The other part of it is being a good representative of the game to the players. This is essential, because it is a live product. It doesn’t release and get replaced by the next thing – it never stops, it’s always expanding. It is important for players in a game like this to know that you are accessible to them, because the decisions you make when adding to or changing aspects of the game affect them.
On the whole, this is a rewarding experience for all parties. But, like everything, it does come with a price. Individuals don’t always like what we do, they never agree entirely with each other either, and they are a few key presses away from letting you know just how they feel about anything and everything. Sometimes it gets to be a bit much, even crosses a line, and people lose perspective and it becomes hurtful. But in the end, the benefits it provides the players who do appreciate it, and treat you respectfully, make that sacrifice well worth it.

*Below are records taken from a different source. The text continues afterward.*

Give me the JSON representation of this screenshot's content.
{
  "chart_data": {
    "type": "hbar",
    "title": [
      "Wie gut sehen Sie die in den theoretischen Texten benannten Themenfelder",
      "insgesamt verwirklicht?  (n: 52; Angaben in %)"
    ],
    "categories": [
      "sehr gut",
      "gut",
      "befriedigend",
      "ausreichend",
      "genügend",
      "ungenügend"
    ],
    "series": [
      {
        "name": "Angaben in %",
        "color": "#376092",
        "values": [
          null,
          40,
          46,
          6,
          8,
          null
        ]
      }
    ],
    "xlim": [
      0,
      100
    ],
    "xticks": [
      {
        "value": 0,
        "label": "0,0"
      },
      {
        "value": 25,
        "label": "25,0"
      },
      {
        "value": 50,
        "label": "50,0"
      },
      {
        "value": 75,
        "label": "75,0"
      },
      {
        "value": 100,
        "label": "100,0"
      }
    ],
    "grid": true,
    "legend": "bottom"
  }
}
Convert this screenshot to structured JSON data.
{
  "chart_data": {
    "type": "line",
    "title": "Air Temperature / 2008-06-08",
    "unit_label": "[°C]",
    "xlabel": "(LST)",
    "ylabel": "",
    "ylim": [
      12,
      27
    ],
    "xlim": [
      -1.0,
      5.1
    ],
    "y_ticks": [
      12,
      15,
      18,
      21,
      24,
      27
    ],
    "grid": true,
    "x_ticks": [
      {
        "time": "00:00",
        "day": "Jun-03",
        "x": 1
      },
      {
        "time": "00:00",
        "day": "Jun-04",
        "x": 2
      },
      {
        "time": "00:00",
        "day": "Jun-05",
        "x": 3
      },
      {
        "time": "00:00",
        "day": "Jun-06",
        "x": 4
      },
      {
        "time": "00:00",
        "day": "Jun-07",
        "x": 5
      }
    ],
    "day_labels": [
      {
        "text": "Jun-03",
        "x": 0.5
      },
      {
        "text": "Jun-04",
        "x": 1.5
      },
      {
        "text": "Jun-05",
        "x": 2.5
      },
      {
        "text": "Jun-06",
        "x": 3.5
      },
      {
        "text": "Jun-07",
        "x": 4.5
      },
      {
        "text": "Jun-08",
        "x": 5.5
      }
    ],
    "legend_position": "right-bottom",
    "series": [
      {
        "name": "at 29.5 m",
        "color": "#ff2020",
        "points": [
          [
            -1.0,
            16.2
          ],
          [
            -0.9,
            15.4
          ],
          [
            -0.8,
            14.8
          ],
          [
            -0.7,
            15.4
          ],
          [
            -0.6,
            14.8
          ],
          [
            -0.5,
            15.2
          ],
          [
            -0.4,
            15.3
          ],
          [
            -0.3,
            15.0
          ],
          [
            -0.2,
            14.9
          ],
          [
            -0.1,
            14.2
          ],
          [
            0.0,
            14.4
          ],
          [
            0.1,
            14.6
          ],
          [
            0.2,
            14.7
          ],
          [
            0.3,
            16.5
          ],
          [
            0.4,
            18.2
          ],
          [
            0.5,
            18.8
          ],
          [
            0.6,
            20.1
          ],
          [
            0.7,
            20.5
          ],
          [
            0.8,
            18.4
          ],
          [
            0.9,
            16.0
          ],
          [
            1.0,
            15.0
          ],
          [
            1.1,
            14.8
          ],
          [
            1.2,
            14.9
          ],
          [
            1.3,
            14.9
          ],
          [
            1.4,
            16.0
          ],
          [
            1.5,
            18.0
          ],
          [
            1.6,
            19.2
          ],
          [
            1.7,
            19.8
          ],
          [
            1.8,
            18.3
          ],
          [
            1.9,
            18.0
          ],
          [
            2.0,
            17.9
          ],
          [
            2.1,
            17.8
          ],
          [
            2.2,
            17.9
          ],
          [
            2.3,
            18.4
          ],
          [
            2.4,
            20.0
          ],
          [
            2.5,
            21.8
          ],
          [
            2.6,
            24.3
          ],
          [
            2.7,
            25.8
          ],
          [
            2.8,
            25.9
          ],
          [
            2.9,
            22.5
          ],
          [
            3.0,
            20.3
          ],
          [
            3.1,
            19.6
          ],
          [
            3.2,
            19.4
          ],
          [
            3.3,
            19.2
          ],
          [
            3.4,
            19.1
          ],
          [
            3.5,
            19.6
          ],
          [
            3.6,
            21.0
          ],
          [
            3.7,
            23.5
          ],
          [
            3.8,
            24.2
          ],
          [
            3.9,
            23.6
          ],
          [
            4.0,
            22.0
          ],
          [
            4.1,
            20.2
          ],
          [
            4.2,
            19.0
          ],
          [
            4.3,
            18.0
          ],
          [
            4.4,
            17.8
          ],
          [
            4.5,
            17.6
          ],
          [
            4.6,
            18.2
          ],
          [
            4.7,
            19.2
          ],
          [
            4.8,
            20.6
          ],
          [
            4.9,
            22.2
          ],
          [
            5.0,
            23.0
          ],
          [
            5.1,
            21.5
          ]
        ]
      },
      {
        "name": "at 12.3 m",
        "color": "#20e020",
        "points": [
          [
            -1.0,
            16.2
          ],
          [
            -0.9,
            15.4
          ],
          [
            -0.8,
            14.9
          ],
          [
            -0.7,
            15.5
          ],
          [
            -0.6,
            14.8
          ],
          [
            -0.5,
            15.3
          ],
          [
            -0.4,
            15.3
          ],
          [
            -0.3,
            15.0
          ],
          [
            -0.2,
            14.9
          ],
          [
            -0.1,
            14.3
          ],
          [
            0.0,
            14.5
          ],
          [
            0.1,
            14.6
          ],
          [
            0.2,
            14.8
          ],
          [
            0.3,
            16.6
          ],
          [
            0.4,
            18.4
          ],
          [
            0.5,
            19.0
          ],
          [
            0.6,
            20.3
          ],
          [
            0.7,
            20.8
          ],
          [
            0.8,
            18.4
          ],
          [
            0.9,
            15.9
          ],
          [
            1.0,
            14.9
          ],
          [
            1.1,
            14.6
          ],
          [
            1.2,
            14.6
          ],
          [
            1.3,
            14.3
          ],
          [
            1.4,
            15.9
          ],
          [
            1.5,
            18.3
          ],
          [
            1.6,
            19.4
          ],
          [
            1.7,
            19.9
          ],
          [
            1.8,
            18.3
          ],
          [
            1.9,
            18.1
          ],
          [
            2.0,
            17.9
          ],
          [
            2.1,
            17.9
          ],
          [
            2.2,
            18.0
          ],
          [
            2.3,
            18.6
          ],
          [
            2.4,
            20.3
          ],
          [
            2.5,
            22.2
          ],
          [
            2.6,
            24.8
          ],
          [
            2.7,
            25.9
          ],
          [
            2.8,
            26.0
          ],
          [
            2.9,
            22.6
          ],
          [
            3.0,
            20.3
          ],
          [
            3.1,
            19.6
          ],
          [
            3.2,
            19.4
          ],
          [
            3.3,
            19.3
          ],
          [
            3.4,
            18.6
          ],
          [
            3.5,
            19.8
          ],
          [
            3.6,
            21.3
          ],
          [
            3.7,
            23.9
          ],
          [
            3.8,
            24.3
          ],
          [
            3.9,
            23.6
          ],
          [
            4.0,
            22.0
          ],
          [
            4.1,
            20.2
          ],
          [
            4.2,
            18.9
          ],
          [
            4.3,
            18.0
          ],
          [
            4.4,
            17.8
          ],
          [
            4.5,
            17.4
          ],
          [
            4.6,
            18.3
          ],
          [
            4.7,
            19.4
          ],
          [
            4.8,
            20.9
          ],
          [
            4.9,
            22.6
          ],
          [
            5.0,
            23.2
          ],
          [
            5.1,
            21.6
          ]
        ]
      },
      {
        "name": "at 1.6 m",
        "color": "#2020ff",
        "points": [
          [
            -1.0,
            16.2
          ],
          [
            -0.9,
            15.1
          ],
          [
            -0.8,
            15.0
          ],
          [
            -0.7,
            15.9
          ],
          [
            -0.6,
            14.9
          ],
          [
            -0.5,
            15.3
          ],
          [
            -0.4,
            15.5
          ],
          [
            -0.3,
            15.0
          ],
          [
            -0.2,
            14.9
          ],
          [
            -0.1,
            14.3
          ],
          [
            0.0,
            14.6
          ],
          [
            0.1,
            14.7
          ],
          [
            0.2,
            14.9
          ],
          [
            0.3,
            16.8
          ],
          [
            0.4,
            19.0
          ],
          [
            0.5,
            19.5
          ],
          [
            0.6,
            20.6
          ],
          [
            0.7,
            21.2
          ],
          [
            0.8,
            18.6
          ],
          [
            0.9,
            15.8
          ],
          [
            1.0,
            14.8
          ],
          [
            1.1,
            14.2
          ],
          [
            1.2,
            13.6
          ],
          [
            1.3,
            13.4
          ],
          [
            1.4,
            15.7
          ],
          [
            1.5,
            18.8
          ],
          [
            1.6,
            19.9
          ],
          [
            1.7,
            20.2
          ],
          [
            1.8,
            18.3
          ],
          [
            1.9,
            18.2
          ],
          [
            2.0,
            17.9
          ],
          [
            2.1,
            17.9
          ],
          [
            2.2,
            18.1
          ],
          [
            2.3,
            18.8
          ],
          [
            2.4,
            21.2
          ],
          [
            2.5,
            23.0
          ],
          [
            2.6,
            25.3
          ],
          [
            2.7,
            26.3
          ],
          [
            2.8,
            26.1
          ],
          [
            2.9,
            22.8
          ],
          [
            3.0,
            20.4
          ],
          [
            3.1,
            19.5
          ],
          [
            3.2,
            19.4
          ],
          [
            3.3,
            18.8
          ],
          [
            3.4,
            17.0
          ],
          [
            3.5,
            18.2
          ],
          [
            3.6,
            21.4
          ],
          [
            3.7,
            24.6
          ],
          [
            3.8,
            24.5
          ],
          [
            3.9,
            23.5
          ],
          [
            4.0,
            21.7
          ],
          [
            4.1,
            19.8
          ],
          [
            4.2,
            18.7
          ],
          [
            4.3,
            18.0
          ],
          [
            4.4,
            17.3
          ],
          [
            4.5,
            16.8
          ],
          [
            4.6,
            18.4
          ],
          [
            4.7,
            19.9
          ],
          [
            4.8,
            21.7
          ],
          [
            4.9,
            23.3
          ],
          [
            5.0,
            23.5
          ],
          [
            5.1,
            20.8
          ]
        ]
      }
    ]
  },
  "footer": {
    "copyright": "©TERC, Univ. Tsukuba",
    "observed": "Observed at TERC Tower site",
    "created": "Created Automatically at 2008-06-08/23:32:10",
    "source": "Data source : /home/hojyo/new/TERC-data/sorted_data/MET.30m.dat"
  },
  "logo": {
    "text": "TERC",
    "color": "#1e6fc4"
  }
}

Though you’ve been in the gaming industry for two decades, do you have any interest in returning to the world of acting? Additionally, given that you are a comic book fan and that you get to work with iconic superheroes, would you ever want to write a comic book?
Wow, now I feel old. I don’t think a return to the acting field is in the cards. I’m still tall, and thanks to that time in game development, I’m no longer skinny. There are people more dedicated to the craft of acting than I am. I have found the perfect outlet for my creative talents in game development, and I look forward to continuing it as long as I can. I have been able to scratch the acting itch a bit over the years though. I have been fortunate enough to voice many characters in the games I have worked on. So I guess that college education paid off after all, Mom!
I would love to write something. I’m very interested in creating new and exciting worlds for people to enjoy no matter what the medium. Game development takes a long time, and the teams have gotten huge. The idea of creating something from start to finish by myself is an exciting challenge. I began dabbling with writing a graphic novel just to give it a try. It’s a very different creative muscle to flex. When they say a picture paints a thousand words, imagine how many a few moments of gameplay could generate. So I’ve been heavily relying on the sights and sounds my medium provides. It’s like starting all over again when you try and make the switch to prose. Things that would come naturally to me with games were taking more effort to get right with my script. I’m trying to understand the construction, how to make people turn the page, when and where to surprise them. I have a love-hate relationship with my effort so far. I keep putting it down and then picking it up when I get to come up for air. Sadly, I am really good at holding my breath.
Looking back at your career in the videogame industry, what things have you learned that you think younger people entering this field should know?
Things have changed a great deal since I got into the industry. I would urge them to take on as much as they can, but to do so humbly. It is important to be ambitious, but it has to be tempered with patience. I would encourage them to understand the process of making games, understand the rules. Then you can learn that every rule has an exception. Based on the goals you and your team have for the product, you’ll be able to understand how to apply those rules and when to break them.
It’s all about what you are trying to accomplish. Never lose sight of what is happening in the other creative mediums either, or the world around you. I call it loading the creative gun. Read, watch, and listen to a lot of different things – don’t just play games. You have to draw a lot of inspiration from a lot of sources and then bring them to your games. Make sure to keep broadening your horizons each and every day.